I should add that we have a stand-in, ad hoc committee when individuals or groups with a particular interest in such areas consult us. We meet about every six months. We had a meeting last week. Among others, we have talked to Amnesty about such matters. I shall describe our overall view and what we intend to put in the guidance. It is not detailed, and the guidance will not come out until the legislation is in place. Our much preferred route is that, if anyone wants to pursue a crime of universal jurisdiction as set out in the clause, they should engage us very early in the process. They should come to us with whatever evidence they have, and we will undertake to look at it and to advise. What often happens in such cases is that there is some evidence, but it may or may not be in admissible form. For evidence from abroad to be admissible in our courts is fraught with all sorts of difficulties, so early engagement is necessary.

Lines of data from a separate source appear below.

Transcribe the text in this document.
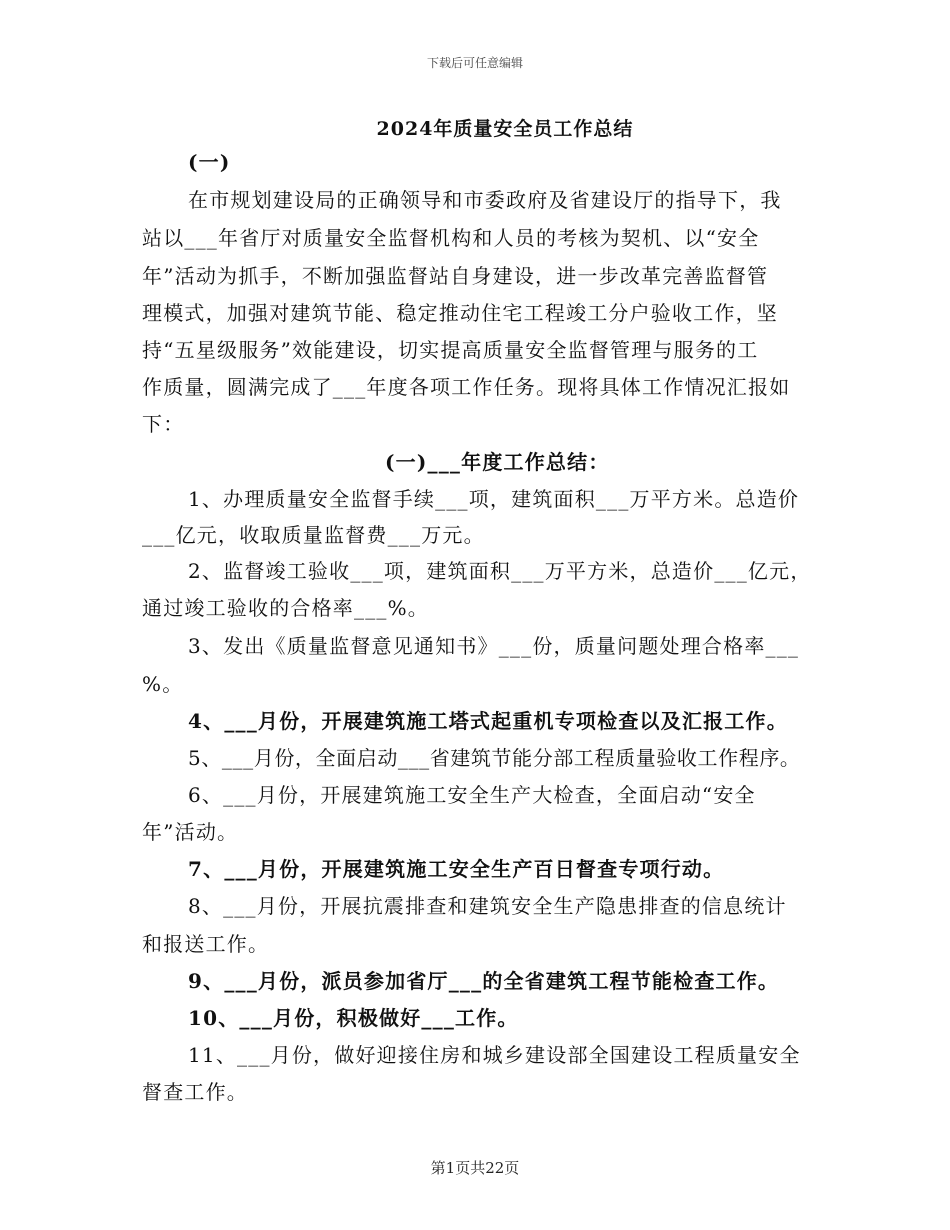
下载后可任意编辑
2024年质量安全员工作总结
(一)
在市规划建设局的正确领导和市委政府及省建设厅的指导下，我
站以___年省厅对质量安全监督机构和人员的考核为契机、以“安全
年”活动为抓手，不断加强监督站自身建设，进一步改革完善监督管
理模式，加强对建筑节能、稳定推动住宅工程竣工分户验收工作，坚
持“五星级服务”效能建设，切实提高质量安全监督管理与服务的工
作质量，圆满完成了___年度各项工作任务。现将具体工作情况汇报如
下：
(一)___年度工作总结：
1、办理质量安全监督手续___项，建筑面积___万平方米。总造价
___亿元，收取质量监督费___万元。
2、监督竣工验收___项，建筑面积___万平方米，总造价___亿元，
通过竣工验收的合格率___%。
3、发出《质量监督意见通知书》___份，质量问题处理合格率___
%。
4、___月份，开展建筑施工塔式起重机专项检查以及汇报工作。
5、___月份，全面启动___省建筑节能分部工程质量验收工作程序。
6、___月份，开展建筑施工安全生产大检查，全面启动“安全
年”活动。
7、___月份，开展建筑施工安全生产百日督查专项行动。
8、___月份，开展抗震排查和建筑安全生产隐患排查的信息统计
和报送工作。
9、___月份，派员参加省厅___的全省建筑工程节能检查工作。
10、___月份，积极做好___工作。
11、___月份，做好迎接住房和城乡建设部全国建设工程质量安全
督查工作。
第1页共22页
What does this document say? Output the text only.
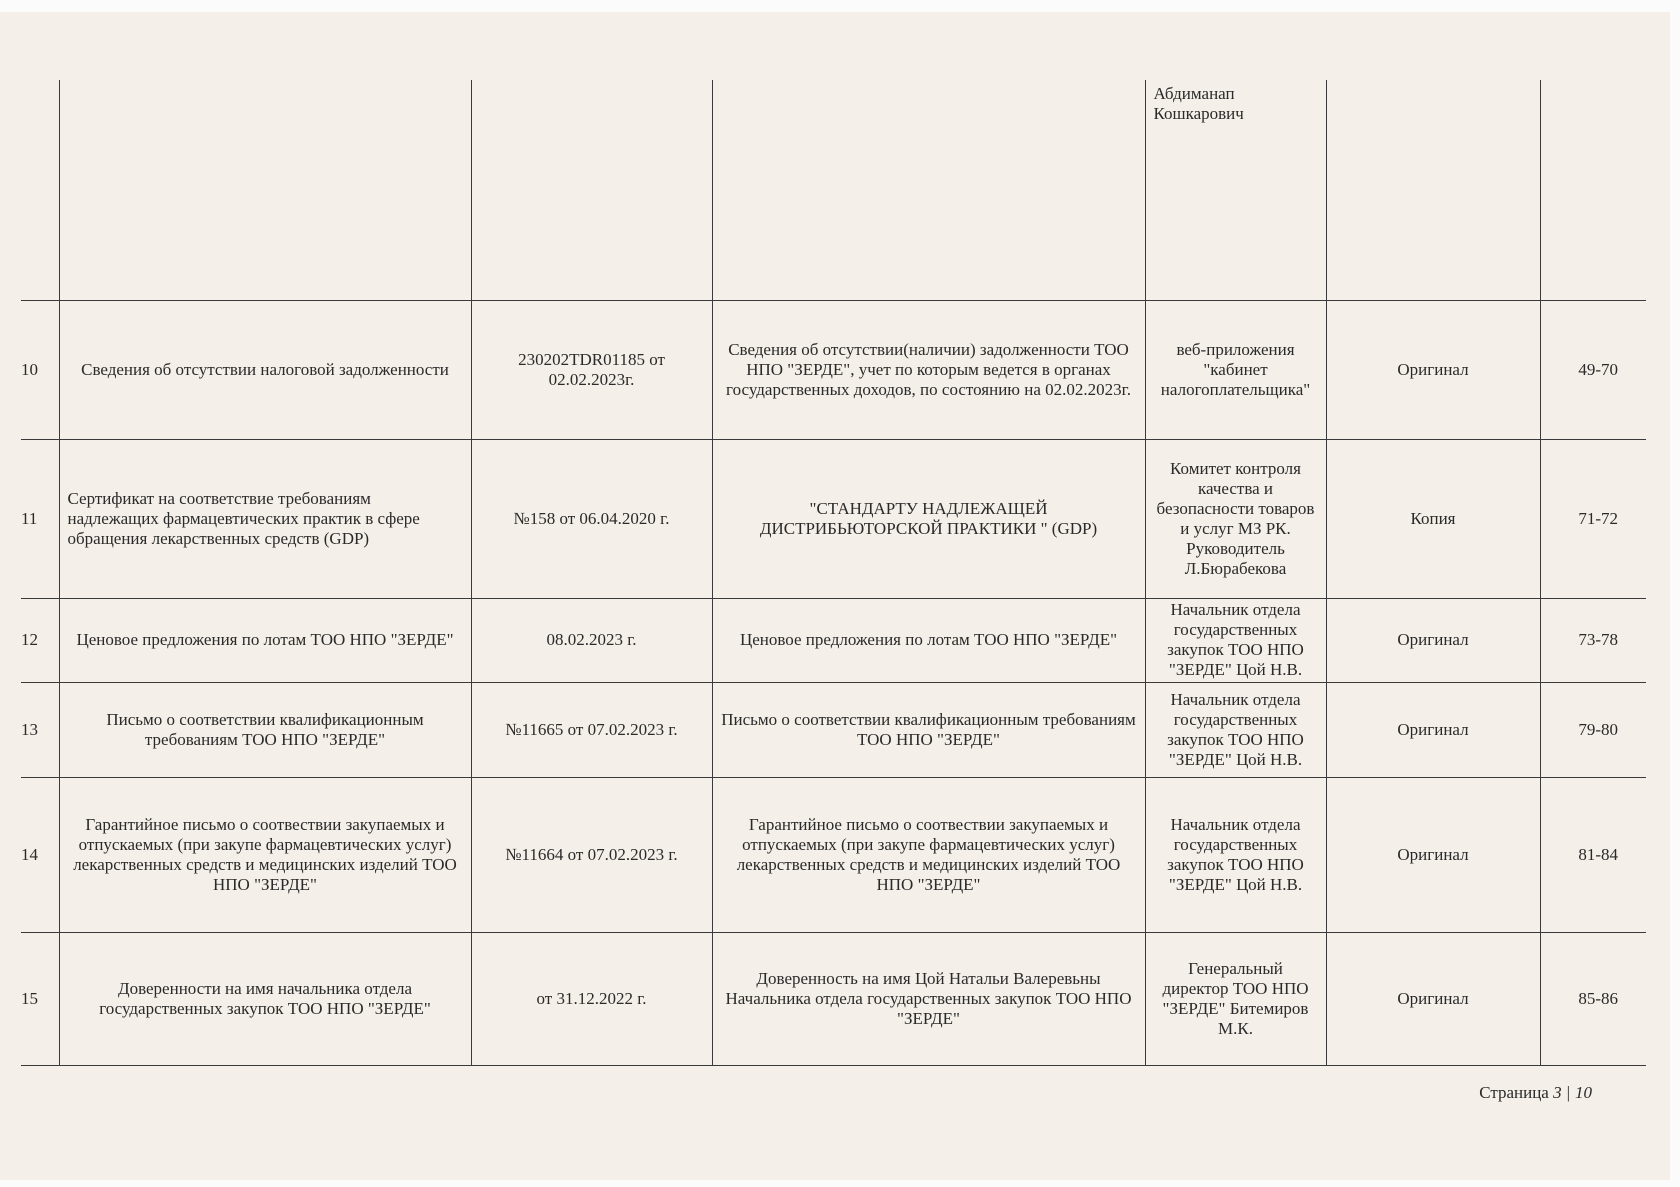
				Абдиманап
Кошкарович		
10	Сведения об отсутствии налоговой задолженности	230202TDR01185 от 02.02.2023г.	Сведения об отсутствии(наличии) задолженности ТОО НПО "ЗЕРДЕ", учет по которым ведется в органах государственных доходов, по состоянию на 02.02.2023г.	веб-приложения "кабинет налогоплательщика"	Оригинал	49-70
11	Сертификат на соответствие требованиям надлежащих фармацевтических практик в сфере обращения лекарственных средств (GDP)	№158 от 06.04.2020 г.	"СТАНДАРТУ НАДЛЕЖАЩЕЙ ДИСТРИБЬЮТОРСКОЙ ПРАКТИКИ " (GDP)	Комитет контроля качества и безопасности товаров и услуг МЗ РК. Руководитель Л.Бюрабекова	Копия	71-72
12	Ценовое предложения по лотам ТОО НПО "ЗЕРДЕ"	08.02.2023 г.	Ценовое предложения по лотам ТОО НПО "ЗЕРДЕ"	Начальник отдела государственных закупок ТОО НПО "ЗЕРДЕ" Цой Н.В.	Оригинал	73-78
13	Письмо о соответствии квалификационным требованиям ТОО НПО "ЗЕРДЕ"	№11665 от 07.02.2023 г.	Письмо о соответствии квалификационным требованиям ТОО НПО "ЗЕРДЕ"	Начальник отдела государственных закупок ТОО НПО "ЗЕРДЕ" Цой Н.В.	Оригинал	79-80
14	Гарантийное письмо о соотвествии закупаемых и отпускаемых (при закупе фармацевтических услуг) лекарственных средств и медицинских изделий ТОО НПО "ЗЕРДЕ"	№11664 от 07.02.2023 г.	Гарантийное письмо о соотвествии закупаемых и отпускаемых (при закупе фармацевтических услуг) лекарственных средств и медицинских изделий ТОО НПО "ЗЕРДЕ"	Начальник отдела государственных закупок ТОО НПО "ЗЕРДЕ" Цой Н.В.	Оригинал	81-84
15	Доверенности на имя начальника отдела государственных закупок ТОО НПО "ЗЕРДЕ"	от 31.12.2022 г.	Доверенность на имя Цой Натальи Валеревьны Начальника отдела государственных закупок ТОО НПО "ЗЕРДЕ"	Генеральный директор ТОО НПО "ЗЕРДЕ" Битемиров М.К.	Оригинал	85-86
Страница 3 | 10
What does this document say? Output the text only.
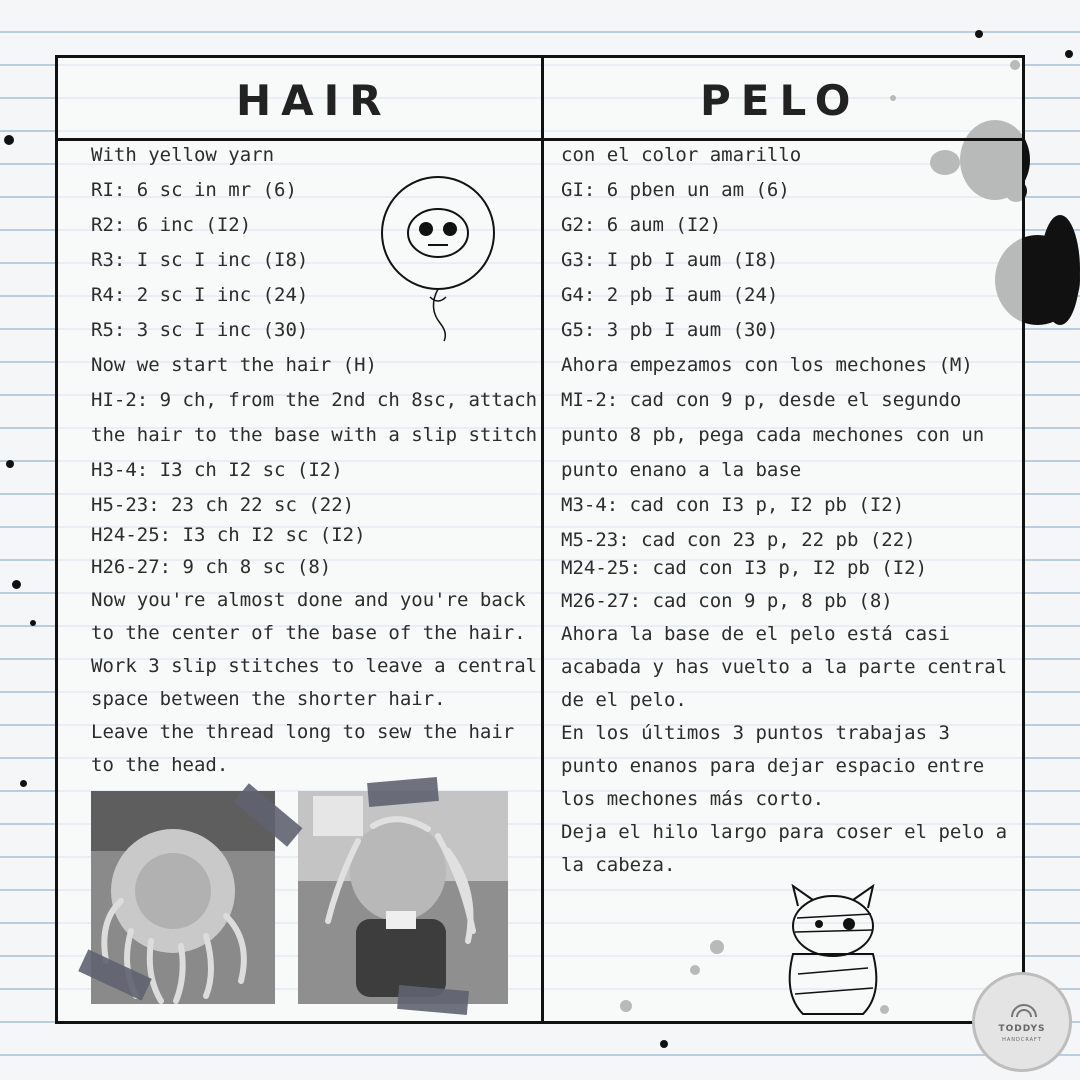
HAIR	PELO
With yellow yarn
RI: 6 sc in mr (6)
R2: 6 inc (I2)
R3: I sc I inc (I8)
R4: 2 sc I inc (24)
R5: 3 sc I inc (30)
Now we start the hair (H)
HI-2: 9 ch, from the 2nd ch 8sc, attach
the hair to the base with a slip stitch
H3-4: I3 ch I2 sc (I2)
H5-23: 23 ch 22 sc (22)
H24-25: I3 ch I2 sc (I2)
H26-27: 9 ch 8 sc (8)
Now you're almost done and you're back
to the center of the base of the hair.
Work 3 slip stitches to leave a central
space between the shorter hair.
Leave the thread long to sew the hair
to the head.
con el color amarillo
GI: 6 pben un am (6)
G2: 6 aum (I2)
G3: I pb I aum (I8)
G4: 2 pb I aum (24)
G5: 3 pb I aum (30)
Ahora empezamos con los mechones (M)
MI-2: cad con 9 p, desde el segundo
punto 8 pb, pega cada mechones con un
punto enano a la base
M3-4: cad con I3 p, I2 pb (I2)
M5-23: cad con 23 p, 22 pb (22)
M24-25: cad con I3 p, I2 pb (I2)
M26-27: cad con 9 p, 8 pb (8)
Ahora la base de el pelo está casi
acabada y has vuelto a la parte central
de el pelo.
En los últimos 3 puntos trabajas 3
punto enanos para dejar espacio entre
los mechones más corto.
Deja el hilo largo para coser el pelo a
la cabeza.
TODDYS
HANDCRAFT
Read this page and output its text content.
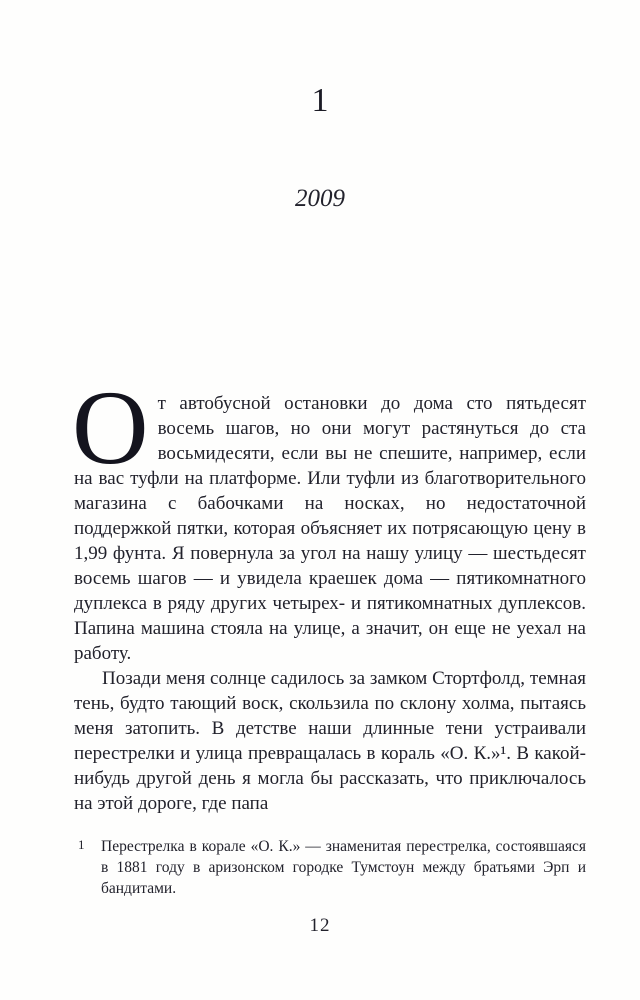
1
2009

От автобусной остановки до дома сто пятьдесят восемь шагов, но они могут растянуться до ста восьмидесяти, если вы не спешите, например, если на вас туфли на платформе. Или туфли из благотворительного магазина с бабочками на носках, но недостаточной поддержкой пятки, которая объясняет их потрясающую цену в 1,99 фунта. Я повернула за угол на нашу улицу — шестьдесят восемь шагов — и увидела краешек дома — пятикомнатного дуплекса в ряду других четырех- и пятикомнатных дуплексов. Папина машина стояла на улице, а значит, он еще не уехал на работу.

Позади меня солнце садилось за замком Стортфолд, темная тень, будто тающий воск, скользила по склону холма, пытаясь меня затопить. В детстве наши длинные тени устраивали перестрелки и улица превращалась в кораль «О. К.»¹. В какой-нибудь другой день я могла бы рассказать, что приключалось на этой дороге, где папа

1 Перестрелка в корале «О. К.» — знаменитая перестрелка, состоявшаяся в 1881 году в аризонском городке Тумстоун между братьями Эрп и бандитами.
12
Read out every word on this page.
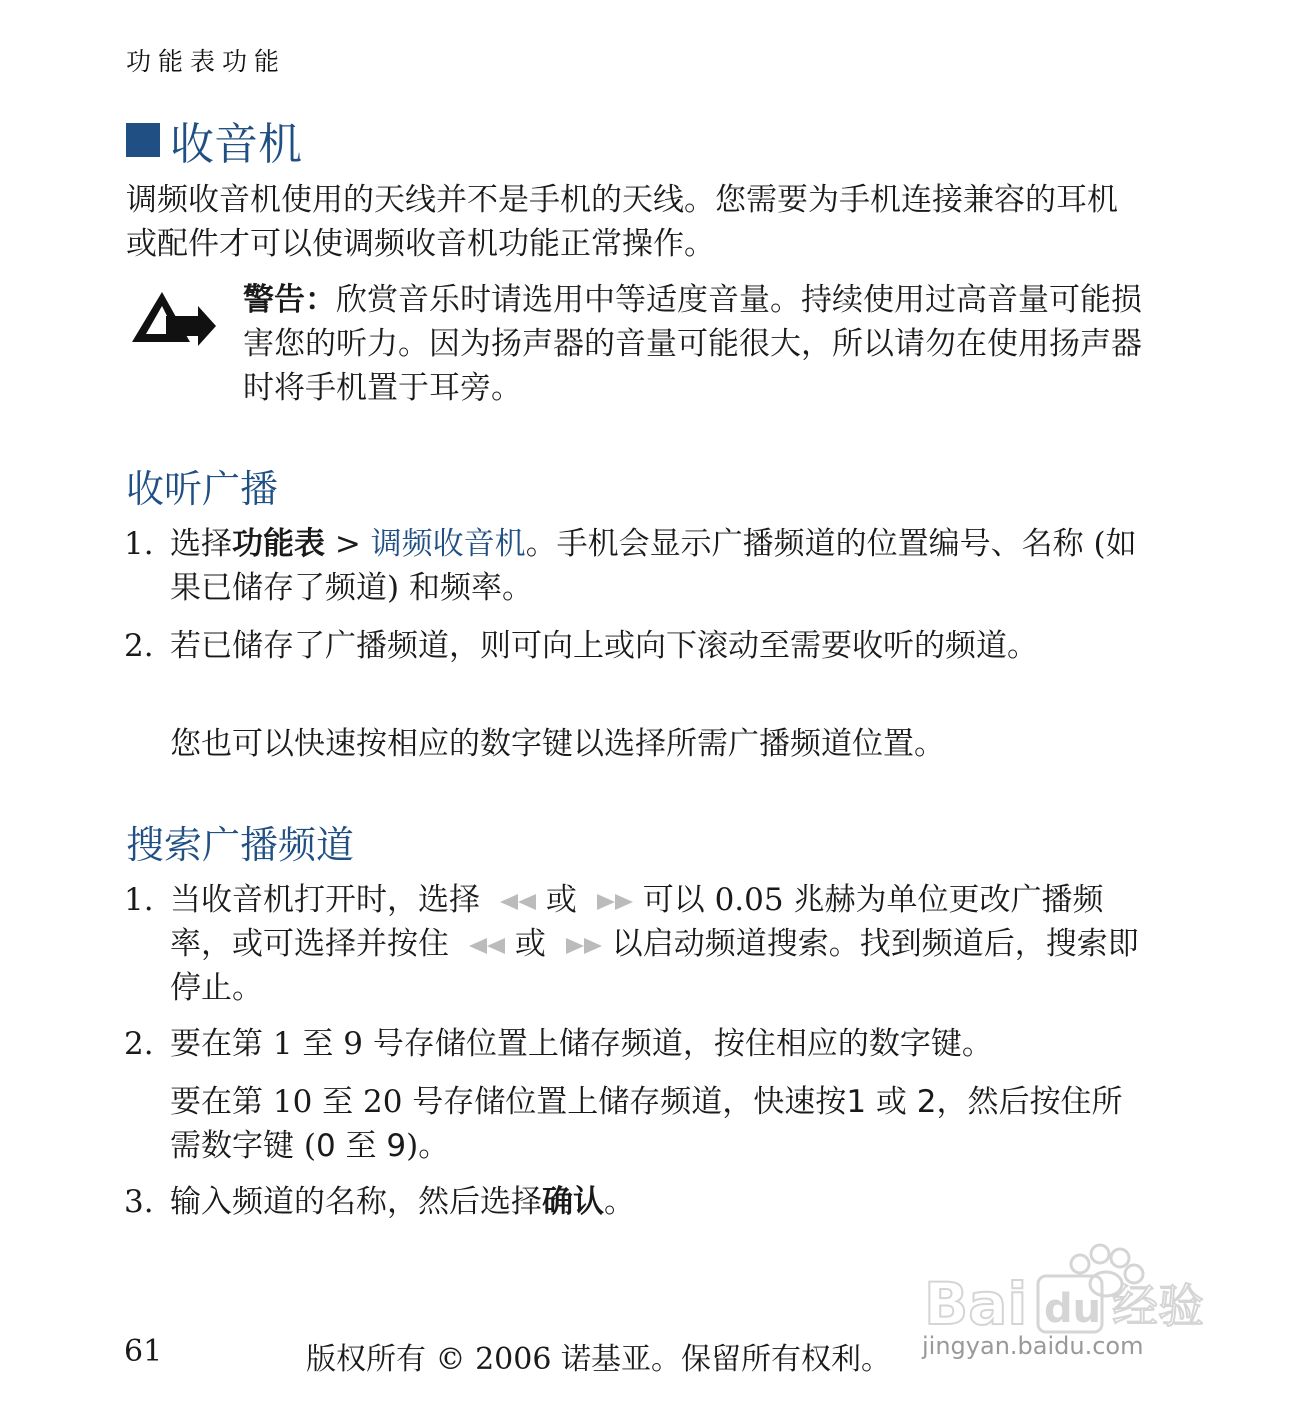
功能表功能
收音机
调频收音机使用的天线并不是手机的天线。您需要为手机连接兼容的耳机或配件才可以使调频收音机功能正常操作。
警告：欣赏音乐时请选用中等适度音量。持续使用过高音量可能损害您的听力。因为扬声器的音量可能很大，所以请勿在使用扬声器时将手机置于耳旁。
收听广播
1. 选择功能表 > 调频收音机。手机会显示广播频道的位置编号、名称 (如果已储存了频道) 和频率。
2. 若已储存了广播频道，则可向上或向下滚动至需要收听的频道。
您也可以快速按相应的数字键以选择所需广播频道位置。
搜索广播频道
1. 当收音机打开时，选择 或 可以 0.05 兆赫为单位更改广播频率，或可选择并按住 或 以启动频道搜索。找到频道后，搜索即停止。
2. 要在第 1 至 9 号存储位置上储存频道，按住相应的数字键。
要在第 10 至 20 号存储位置上储存频道，快速按1 或 2，然后按住所需数字键 (0 至 9)。
3. 输入频道的名称，然后选择确认。
Bai du 经验
61	版权所有 © 2006 诺基亚。保留所有权利。 jingyan.baidu.com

If there is a case that we think ought properly to be investigated, our preference is that it should be referred by us to the police and that they should then investigate. That allows them to collate the evidence and to exercise all the powers that the private individual cannot exercise. So there is a huge advantage in the case going to the police and we would encourage that. So we say, “Come to us early. We will put people in place. This is an important issue.” We would try to direct people down that route. There will be cases in which people do not want to go down that route, or—this is the most acute problem—in which time is of the essence, and it is simply not possible to do that. There may be a need to go for a warrant for arrest. In those circumstances, we would propose applying the code test, so we would broadly apply the principles of, “Is there sufficient evidence to provide a realistic prospect of conviction?” and, “Is it in the public interest?” If those tests are satisfied, I give consent to the warrant.

So we are now in the “time is tight” category, or the individual may not be prepared to pass this over to the police to investigate. You then get the “time is very, very tight” category, in which even more difficult decisions have to be made. The approach that we propose to take there—if we are talking about a matter of hours—is to apply what in our code we call a threshold test. It is not asking ourselves the question, “Is there already sufficient evidence?”, which is what we would ask in most cases, but “Is this a case in which there is enough to satisfy us that within a reasonable period of time there will be sufficient evidence to provide a realistic prospect of conviction?”

Quite rightly, a number of groups and individuals have said to us, “We may have practically everything. We just need to change the nature of the evidence and it won’t take long. You surely wouldn’t refuse us consent on that basis?” So we have an exception that allows us to apply the threshold test—is there enough for reasonable suspicion and do we anticipate that, within a reasonable period, the evidential gap, as it were, could be plugged? There would then be sufficient evidence for a realistic prospect of conviction. That prompts the question, what is a reasonable period? It seems to us that it is probably best measured in the period between the application for arrest and the likely time that the Attorney-General will consider consent, because that is the existing window. That is the only period that can sensibly be used for that purpose.

It is a long answer, but it comes to this. We will usually apply the code test—evidential sufficiency and public interest. In very acute cases we would apply the threshold test to give a bit of room, but we would have to be persuaded that any gap in the evidence could actually be made up in quite a tight window time-wise. If we are satisfied with that, we will then give consent. As I have said, I would accept the proposition that the decision one way or the other should be susceptible to judicial review, so that if we get it wrong, we can be challenged in the High Court.